Nestle plans to buy back shares as profits take a hit
Nestle is planning a major share buyback programme as it moves to reposition itself against a backdrop of lower first-half earnings.
Nestle is the world’s biggest food group in terms of sales. It casts a huge – and often controversial – shadow over the food industry worldwide and its influence is considerable.
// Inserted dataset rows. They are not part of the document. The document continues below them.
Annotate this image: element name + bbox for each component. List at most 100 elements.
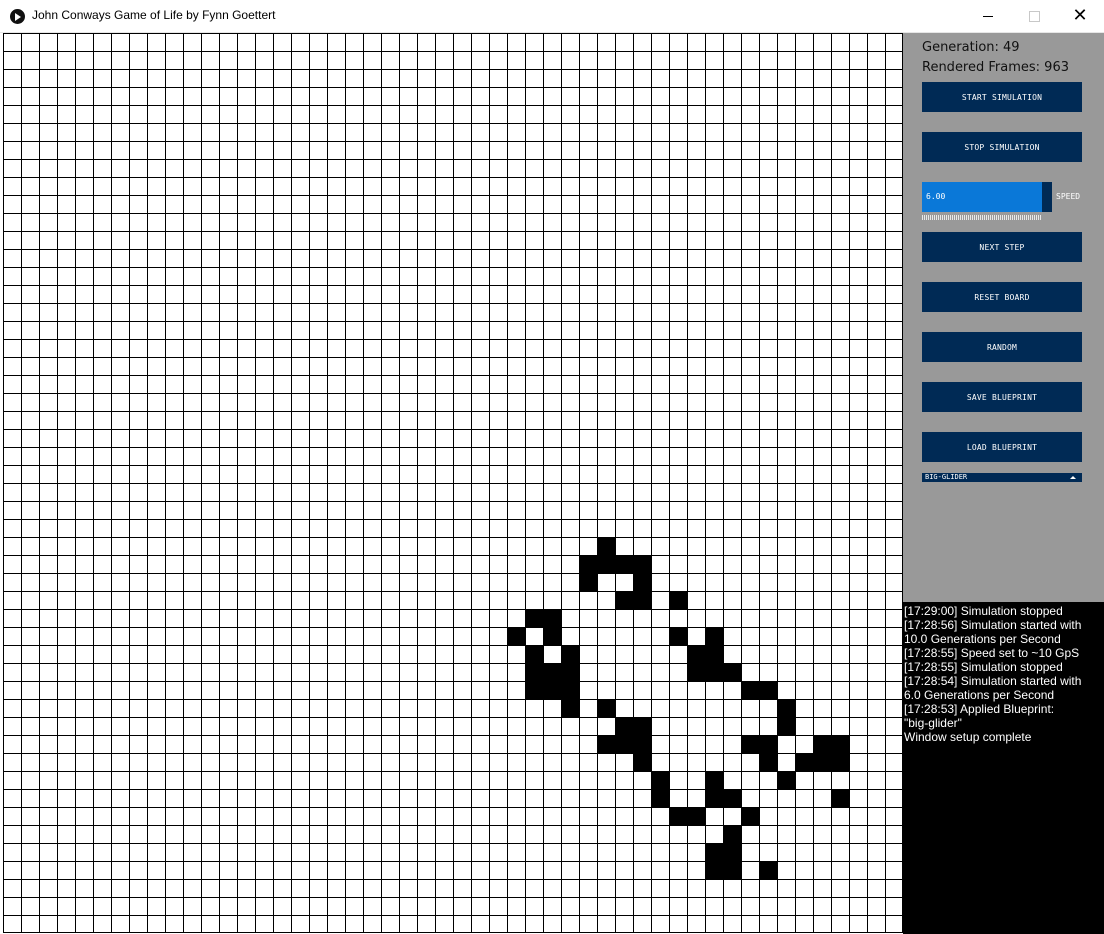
live-cell[interactable] bbox=[723, 663, 741, 681]
speed-label: SPEED bbox=[1056, 192, 1081, 201]
live-cell[interactable] bbox=[759, 735, 777, 753]
live-cell[interactable] bbox=[543, 609, 561, 627]
live-cell[interactable] bbox=[597, 537, 615, 555]
live-cell[interactable] bbox=[687, 663, 705, 681]
live-cell[interactable] bbox=[705, 627, 723, 645]
title-bar: John Conways Game of Life by Fynn Goette… bbox=[0, 0, 1104, 33]
maximize-button[interactable] bbox=[1011, 0, 1057, 32]
live-cell[interactable] bbox=[723, 825, 741, 843]
live-cell[interactable] bbox=[561, 645, 579, 663]
log-line: [17:28:53] Applied Blueprint: "big-glide… bbox=[904, 702, 1055, 730]
minimize-icon bbox=[983, 15, 993, 17]
live-cell[interactable] bbox=[633, 573, 651, 591]
live-cell[interactable] bbox=[777, 771, 795, 789]
live-cell[interactable] bbox=[759, 753, 777, 771]
live-cell[interactable] bbox=[705, 843, 723, 861]
live-cell[interactable] bbox=[705, 771, 723, 789]
live-cell[interactable] bbox=[723, 861, 741, 879]
reset-board-button[interactable]: RESET BOARD bbox=[922, 282, 1082, 312]
speed-slider-ticks bbox=[922, 215, 1041, 220]
live-cell[interactable] bbox=[633, 735, 651, 753]
live-cell[interactable] bbox=[633, 591, 651, 609]
blueprint-dropdown[interactable]: BIG-GLIDER bbox=[922, 473, 1082, 482]
live-cell[interactable] bbox=[813, 753, 831, 771]
live-cell[interactable] bbox=[651, 789, 669, 807]
live-cell[interactable] bbox=[669, 627, 687, 645]
stop-simulation-button[interactable]: STOP SIMULATION bbox=[922, 132, 1082, 162]
live-cell[interactable] bbox=[633, 717, 651, 735]
live-cell[interactable] bbox=[777, 717, 795, 735]
save-blueprint-button[interactable]: SAVE BLUEPRINT bbox=[922, 382, 1082, 412]
live-cell[interactable] bbox=[579, 555, 597, 573]
generation-counter: Generation: 49 bbox=[922, 40, 1020, 55]
live-cell[interactable] bbox=[741, 807, 759, 825]
blueprint-dropdown-value: BIG-GLIDER bbox=[925, 473, 968, 481]
rendered-frames-counter: Rendered Frames: 963 bbox=[922, 60, 1069, 75]
live-cell[interactable] bbox=[561, 663, 579, 681]
live-cell[interactable] bbox=[759, 861, 777, 879]
live-cell[interactable] bbox=[597, 555, 615, 573]
log-line: [17:29:00] Simulation stopped bbox=[904, 604, 1063, 618]
live-cell[interactable] bbox=[615, 555, 633, 573]
live-cell[interactable] bbox=[705, 645, 723, 663]
live-cell[interactable] bbox=[759, 681, 777, 699]
live-cell[interactable] bbox=[525, 609, 543, 627]
maximize-icon bbox=[1028, 10, 1040, 22]
live-cell[interactable] bbox=[633, 555, 651, 573]
load-blueprint-button[interactable]: LOAD BLUEPRINT bbox=[922, 432, 1082, 462]
start-simulation-button[interactable]: START SIMULATION bbox=[922, 82, 1082, 112]
live-cell[interactable] bbox=[831, 753, 849, 771]
game-board[interactable] bbox=[3, 33, 903, 933]
live-cell[interactable] bbox=[831, 789, 849, 807]
live-cell[interactable] bbox=[543, 627, 561, 645]
live-cell[interactable] bbox=[615, 735, 633, 753]
log-line: [17:28:55] Speed set to ~10 GpS bbox=[904, 646, 1080, 660]
chevron-up-icon bbox=[1070, 476, 1076, 479]
log-console: [17:29:00] Simulation stopped [17:28:56] … bbox=[903, 602, 1104, 934]
live-cell[interactable] bbox=[615, 591, 633, 609]
live-cell[interactable] bbox=[741, 735, 759, 753]
live-cell[interactable] bbox=[813, 735, 831, 753]
live-cell[interactable] bbox=[741, 681, 759, 699]
live-cell[interactable] bbox=[597, 699, 615, 717]
log-line: [17:28:55] Simulation stopped bbox=[904, 660, 1063, 674]
live-cell[interactable] bbox=[615, 717, 633, 735]
live-cell[interactable] bbox=[795, 753, 813, 771]
live-cell[interactable] bbox=[597, 735, 615, 753]
live-cell[interactable] bbox=[777, 699, 795, 717]
live-cell[interactable] bbox=[507, 627, 525, 645]
live-cell[interactable] bbox=[651, 771, 669, 789]
live-cell[interactable] bbox=[687, 807, 705, 825]
log-line: Window setup complete bbox=[904, 730, 1032, 744]
close-icon: ✕ bbox=[1072, 5, 1088, 26]
live-cell[interactable] bbox=[525, 663, 543, 681]
live-cell[interactable] bbox=[705, 789, 723, 807]
live-cell[interactable] bbox=[543, 663, 561, 681]
live-cell[interactable] bbox=[723, 843, 741, 861]
next-step-button[interactable]: NEXT STEP bbox=[922, 232, 1082, 262]
live-cell[interactable] bbox=[633, 753, 651, 771]
live-cell[interactable] bbox=[525, 681, 543, 699]
live-cell[interactable] bbox=[525, 645, 543, 663]
close-button[interactable]: ✕ bbox=[1057, 0, 1103, 32]
window-title: John Conways Game of Life by Fynn Goette… bbox=[32, 8, 276, 22]
live-cell[interactable] bbox=[561, 681, 579, 699]
random-button[interactable]: RANDOM bbox=[922, 332, 1082, 362]
live-cell[interactable] bbox=[831, 735, 849, 753]
log-line: [17:28:54] Simulation started with 6.0 G… bbox=[904, 674, 1082, 702]
live-cell[interactable] bbox=[705, 663, 723, 681]
play-icon bbox=[10, 9, 25, 24]
live-cell[interactable] bbox=[579, 573, 597, 591]
live-cell[interactable] bbox=[669, 807, 687, 825]
speed-value: 6.00 bbox=[926, 192, 946, 201]
control-panel: Generation: 49 Rendered Frames: 963 STAR… bbox=[903, 33, 1104, 602]
live-cell[interactable] bbox=[543, 681, 561, 699]
live-cell[interactable] bbox=[669, 591, 687, 609]
log-line: [17:28:56] Simulation started with 10.0 … bbox=[904, 618, 1082, 646]
speed-slider[interactable]: 6.00 bbox=[922, 182, 1052, 212]
live-cell[interactable] bbox=[723, 789, 741, 807]
live-cell[interactable] bbox=[561, 699, 579, 717]
live-cell[interactable] bbox=[687, 645, 705, 663]
live-cell[interactable] bbox=[705, 861, 723, 879]
minimize-button[interactable] bbox=[965, 0, 1011, 32]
But the firm has just announced plans to reposition itself in the market alongside an ambitious share buyback plan.
In a conference call, The Drum reports that chief financial officer Wan Ling Martello said the firm plans to “continue our transformation into the world’s leading nutrition, health and wellness company”. With nutrition and health-related products among the world’s fastest-growing food and drink subcategories, he added, the move will allow for more sustainable growth and profits over the long term.
When it comes to executing these plans, it could be that the huge CHF 8 billion (£5.22 billion) share buyback programme announced last week plays an important role.
Since Nestle is one of many firms that have been in talks with Danone over its medical nutrition unit, it could be that this is the first target to set it on the road to becoming a health and wellbeing frontrunner.
Nestle is reportedly hoping to complete its buyback programme by the end of next year, as part of a plan to balance good shareholder returns with maintaining its existing financial rating. It follows on from the decision to sell off a portion of the firm’s stake in L’Oréal earlier this year – a move which could now perhaps be seen as the first step towards this repositioning.
Since nutrition and wellbeing are growing particularly fast in developing economies, it’s fitting that earnings in emerging markets were positive for the firm, with sales growth of 9.2 per cent in the first half of 2014.
That was an improvement on the 8.2 per cent recorded in the same period last year.
But overall, earnings for the food giant were actually down as a result of currency fluctuation. In the first six months of the year, revenues actually fell 4.8 per cent to CHF 43 billion, while net income dropped by 9.4 per cent.
Paul Bulcke, Nestle chief executive, is still highly optimistic.
“The performance in the first half allows us to confirm our outlook for the full year: organic growth around five per cent and improvements in margins, underlying earnings per share in constant currencies and capital efficiency,” he said.